Chae will serve as principal investigator/project director of the grant, with Monique Belair of the SBCTC’s educational technology & open education team as project manager.
Additional Open Textbook Pilot grantees from this round:
The University of Illinois System and Consortium of Academic and Research Libraries in Illinois (CARLI) have been selected to create open textbooks and personalized learning tools for entry-level courses in career paths for health care and human development. The $1.08 million grant will fund the statewide Illinois SCOERs (Support for Creation of Open Educational Resources) enterprise.
OpenStax and the Consortium of Open Resource Educators (CORE) have been awarded $1.13 million to develop three new open textbooks for computer science courses, along with educational support and instructor training. Cost savings are expected to be $110 million over five years. Additional collaborators on the grant include Google, HP, Intel, zyBooks, the California State University System, the California Community College System’s California Virtual Campus and the University System of Georgia.

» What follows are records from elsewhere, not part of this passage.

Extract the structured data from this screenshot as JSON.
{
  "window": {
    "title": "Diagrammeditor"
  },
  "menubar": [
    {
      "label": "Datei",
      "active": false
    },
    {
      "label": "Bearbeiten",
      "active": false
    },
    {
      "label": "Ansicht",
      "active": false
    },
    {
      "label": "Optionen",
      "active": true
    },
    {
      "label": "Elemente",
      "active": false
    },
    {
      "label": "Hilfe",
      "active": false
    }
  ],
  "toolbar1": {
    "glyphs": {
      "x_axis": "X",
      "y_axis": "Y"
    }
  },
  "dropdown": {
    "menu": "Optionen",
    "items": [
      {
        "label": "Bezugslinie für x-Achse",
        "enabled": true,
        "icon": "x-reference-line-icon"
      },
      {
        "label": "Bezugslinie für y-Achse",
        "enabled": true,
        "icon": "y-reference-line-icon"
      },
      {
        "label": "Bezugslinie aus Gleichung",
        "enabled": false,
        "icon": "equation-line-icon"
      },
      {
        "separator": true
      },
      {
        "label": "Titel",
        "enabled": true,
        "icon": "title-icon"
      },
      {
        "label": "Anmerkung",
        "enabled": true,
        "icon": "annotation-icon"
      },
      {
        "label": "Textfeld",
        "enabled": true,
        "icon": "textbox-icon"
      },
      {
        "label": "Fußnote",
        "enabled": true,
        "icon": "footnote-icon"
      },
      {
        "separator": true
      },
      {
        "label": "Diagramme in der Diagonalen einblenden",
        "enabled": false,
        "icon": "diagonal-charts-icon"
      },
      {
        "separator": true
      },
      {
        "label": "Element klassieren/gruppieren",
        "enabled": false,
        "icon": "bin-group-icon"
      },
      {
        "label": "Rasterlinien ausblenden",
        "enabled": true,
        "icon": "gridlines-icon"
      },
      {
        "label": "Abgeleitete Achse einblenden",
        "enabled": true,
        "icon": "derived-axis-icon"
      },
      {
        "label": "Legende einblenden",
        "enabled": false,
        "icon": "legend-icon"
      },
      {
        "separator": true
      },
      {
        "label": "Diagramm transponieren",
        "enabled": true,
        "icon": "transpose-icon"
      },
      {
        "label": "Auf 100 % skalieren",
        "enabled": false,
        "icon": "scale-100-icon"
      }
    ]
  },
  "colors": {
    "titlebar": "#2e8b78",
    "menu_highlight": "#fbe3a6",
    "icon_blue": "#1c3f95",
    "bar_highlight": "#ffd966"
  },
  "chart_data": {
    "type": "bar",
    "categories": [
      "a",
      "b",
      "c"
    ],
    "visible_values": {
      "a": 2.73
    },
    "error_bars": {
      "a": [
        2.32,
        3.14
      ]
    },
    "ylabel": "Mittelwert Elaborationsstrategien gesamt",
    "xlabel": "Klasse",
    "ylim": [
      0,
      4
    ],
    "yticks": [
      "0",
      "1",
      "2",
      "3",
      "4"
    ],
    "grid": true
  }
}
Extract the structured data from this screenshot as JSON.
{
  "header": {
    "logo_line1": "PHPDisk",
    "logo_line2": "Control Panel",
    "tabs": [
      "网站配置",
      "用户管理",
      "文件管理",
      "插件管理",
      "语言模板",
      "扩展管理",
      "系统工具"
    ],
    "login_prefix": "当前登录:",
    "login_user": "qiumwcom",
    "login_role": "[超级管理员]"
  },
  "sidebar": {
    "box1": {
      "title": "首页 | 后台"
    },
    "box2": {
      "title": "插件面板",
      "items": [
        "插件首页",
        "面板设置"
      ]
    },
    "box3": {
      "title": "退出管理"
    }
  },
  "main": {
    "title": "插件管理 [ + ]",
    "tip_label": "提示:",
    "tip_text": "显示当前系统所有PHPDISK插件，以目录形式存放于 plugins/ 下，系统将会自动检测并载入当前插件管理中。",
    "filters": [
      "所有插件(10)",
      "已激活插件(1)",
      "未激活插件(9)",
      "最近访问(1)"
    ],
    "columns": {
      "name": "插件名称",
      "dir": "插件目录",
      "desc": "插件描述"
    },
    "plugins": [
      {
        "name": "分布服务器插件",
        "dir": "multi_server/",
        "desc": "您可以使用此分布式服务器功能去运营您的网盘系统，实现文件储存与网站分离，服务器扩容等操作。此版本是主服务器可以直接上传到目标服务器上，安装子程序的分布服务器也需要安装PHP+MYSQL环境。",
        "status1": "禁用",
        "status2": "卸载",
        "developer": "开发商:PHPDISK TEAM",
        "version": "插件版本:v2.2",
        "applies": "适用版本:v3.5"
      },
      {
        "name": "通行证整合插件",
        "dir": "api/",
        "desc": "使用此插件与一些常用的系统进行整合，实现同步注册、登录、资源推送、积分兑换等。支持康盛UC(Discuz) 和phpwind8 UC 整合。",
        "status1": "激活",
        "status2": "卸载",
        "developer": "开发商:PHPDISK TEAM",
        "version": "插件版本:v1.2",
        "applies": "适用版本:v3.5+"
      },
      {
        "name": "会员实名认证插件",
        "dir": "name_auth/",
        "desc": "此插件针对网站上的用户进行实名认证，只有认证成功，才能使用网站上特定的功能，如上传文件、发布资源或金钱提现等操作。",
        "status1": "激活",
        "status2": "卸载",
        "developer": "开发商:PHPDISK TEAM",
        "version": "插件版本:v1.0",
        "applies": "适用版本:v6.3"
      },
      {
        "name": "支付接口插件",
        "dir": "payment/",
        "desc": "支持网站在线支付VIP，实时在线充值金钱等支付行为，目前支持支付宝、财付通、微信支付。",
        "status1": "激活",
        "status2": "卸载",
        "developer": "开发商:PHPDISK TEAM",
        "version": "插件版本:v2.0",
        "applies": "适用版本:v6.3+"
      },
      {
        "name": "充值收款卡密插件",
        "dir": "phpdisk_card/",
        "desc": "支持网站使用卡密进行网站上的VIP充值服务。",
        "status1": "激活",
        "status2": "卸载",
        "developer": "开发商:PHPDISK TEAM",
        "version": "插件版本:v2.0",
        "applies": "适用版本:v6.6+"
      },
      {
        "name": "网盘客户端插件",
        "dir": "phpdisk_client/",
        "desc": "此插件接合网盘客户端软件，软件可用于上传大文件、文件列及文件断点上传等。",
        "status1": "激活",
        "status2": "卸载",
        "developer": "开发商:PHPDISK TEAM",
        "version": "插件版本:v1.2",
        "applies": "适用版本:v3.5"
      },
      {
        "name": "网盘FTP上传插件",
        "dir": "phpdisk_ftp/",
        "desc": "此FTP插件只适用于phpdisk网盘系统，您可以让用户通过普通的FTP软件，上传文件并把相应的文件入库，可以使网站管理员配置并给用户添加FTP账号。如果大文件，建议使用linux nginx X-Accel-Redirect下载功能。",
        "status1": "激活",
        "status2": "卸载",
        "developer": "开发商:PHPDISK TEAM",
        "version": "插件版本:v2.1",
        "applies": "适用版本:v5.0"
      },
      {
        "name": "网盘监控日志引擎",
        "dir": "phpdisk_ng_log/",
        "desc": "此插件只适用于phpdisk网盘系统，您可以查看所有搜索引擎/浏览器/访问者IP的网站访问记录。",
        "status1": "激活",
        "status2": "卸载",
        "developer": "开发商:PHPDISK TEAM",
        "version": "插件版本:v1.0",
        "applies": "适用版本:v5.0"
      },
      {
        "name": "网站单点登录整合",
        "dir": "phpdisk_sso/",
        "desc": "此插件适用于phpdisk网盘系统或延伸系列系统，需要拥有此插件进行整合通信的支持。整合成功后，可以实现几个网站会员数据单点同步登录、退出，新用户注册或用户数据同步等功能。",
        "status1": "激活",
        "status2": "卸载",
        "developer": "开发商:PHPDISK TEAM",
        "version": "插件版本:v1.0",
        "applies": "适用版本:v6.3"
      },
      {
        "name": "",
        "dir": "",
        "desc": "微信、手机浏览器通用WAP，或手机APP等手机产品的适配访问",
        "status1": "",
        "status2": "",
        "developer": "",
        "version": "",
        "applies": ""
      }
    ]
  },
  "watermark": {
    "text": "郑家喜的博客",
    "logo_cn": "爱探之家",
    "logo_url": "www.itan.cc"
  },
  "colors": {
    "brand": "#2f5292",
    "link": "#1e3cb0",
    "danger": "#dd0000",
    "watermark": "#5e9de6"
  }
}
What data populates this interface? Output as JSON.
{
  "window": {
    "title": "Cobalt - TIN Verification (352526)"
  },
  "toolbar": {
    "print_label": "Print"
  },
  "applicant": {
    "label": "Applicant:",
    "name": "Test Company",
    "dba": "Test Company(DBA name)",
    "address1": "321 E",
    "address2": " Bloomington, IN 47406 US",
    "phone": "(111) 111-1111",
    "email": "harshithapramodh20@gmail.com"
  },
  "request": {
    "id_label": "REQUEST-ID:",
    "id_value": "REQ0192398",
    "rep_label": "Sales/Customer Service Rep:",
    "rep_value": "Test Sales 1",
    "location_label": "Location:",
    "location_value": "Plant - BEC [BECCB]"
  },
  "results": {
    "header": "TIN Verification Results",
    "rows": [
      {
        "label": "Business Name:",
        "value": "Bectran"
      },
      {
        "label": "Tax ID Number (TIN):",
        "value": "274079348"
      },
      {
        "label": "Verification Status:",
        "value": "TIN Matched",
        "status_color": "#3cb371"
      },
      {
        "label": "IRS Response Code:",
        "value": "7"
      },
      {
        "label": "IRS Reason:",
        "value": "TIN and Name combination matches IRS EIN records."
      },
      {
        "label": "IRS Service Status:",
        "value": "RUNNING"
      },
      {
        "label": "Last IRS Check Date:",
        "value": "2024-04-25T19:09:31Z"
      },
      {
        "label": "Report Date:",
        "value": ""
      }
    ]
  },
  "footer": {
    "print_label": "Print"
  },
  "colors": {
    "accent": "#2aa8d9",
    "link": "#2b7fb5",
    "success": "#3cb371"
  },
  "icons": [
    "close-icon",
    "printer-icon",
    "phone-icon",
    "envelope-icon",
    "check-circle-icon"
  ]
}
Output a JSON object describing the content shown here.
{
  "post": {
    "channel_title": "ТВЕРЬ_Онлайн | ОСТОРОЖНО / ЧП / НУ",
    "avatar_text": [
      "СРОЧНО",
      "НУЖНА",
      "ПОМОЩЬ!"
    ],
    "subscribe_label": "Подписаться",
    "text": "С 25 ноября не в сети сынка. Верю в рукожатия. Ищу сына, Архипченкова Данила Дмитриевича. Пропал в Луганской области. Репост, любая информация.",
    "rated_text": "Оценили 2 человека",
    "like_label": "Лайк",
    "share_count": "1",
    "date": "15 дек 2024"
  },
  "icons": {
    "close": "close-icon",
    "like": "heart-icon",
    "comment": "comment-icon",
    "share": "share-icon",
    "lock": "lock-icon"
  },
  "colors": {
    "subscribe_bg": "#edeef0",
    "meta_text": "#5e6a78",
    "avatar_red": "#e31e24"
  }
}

Funding given to Southwestern Minnesota State (SMSU) will help make college more affordable for aspiring teachers. It’s $978,332 award will be used to create open textbooks in six education courses. The new “Opening Opportunities for Teacher Education” program will benefit students at five institutions: Minnesota State University Mankato, St. Cloud State, St. Cloud Technical and Community College, Normandale Community College and Century College.
A regional collaborative of seven community colleges in rural Arizona, led by Yavapai County Community College District has received $801,218 to expand OER on its campuses. The materials will include learning modules, software, streaming videos, text materials, assignments and textbooks in the public domain. Partners include Arizona Western College, Arizona Eastern College, Central Arizona College, Coconino Community College, Mohave Community College, Northland Pioneer College, and Yavapai College.
A final Open Textbook Pilot grant was awarded to West Chester University of Pennsylvania for $410,635.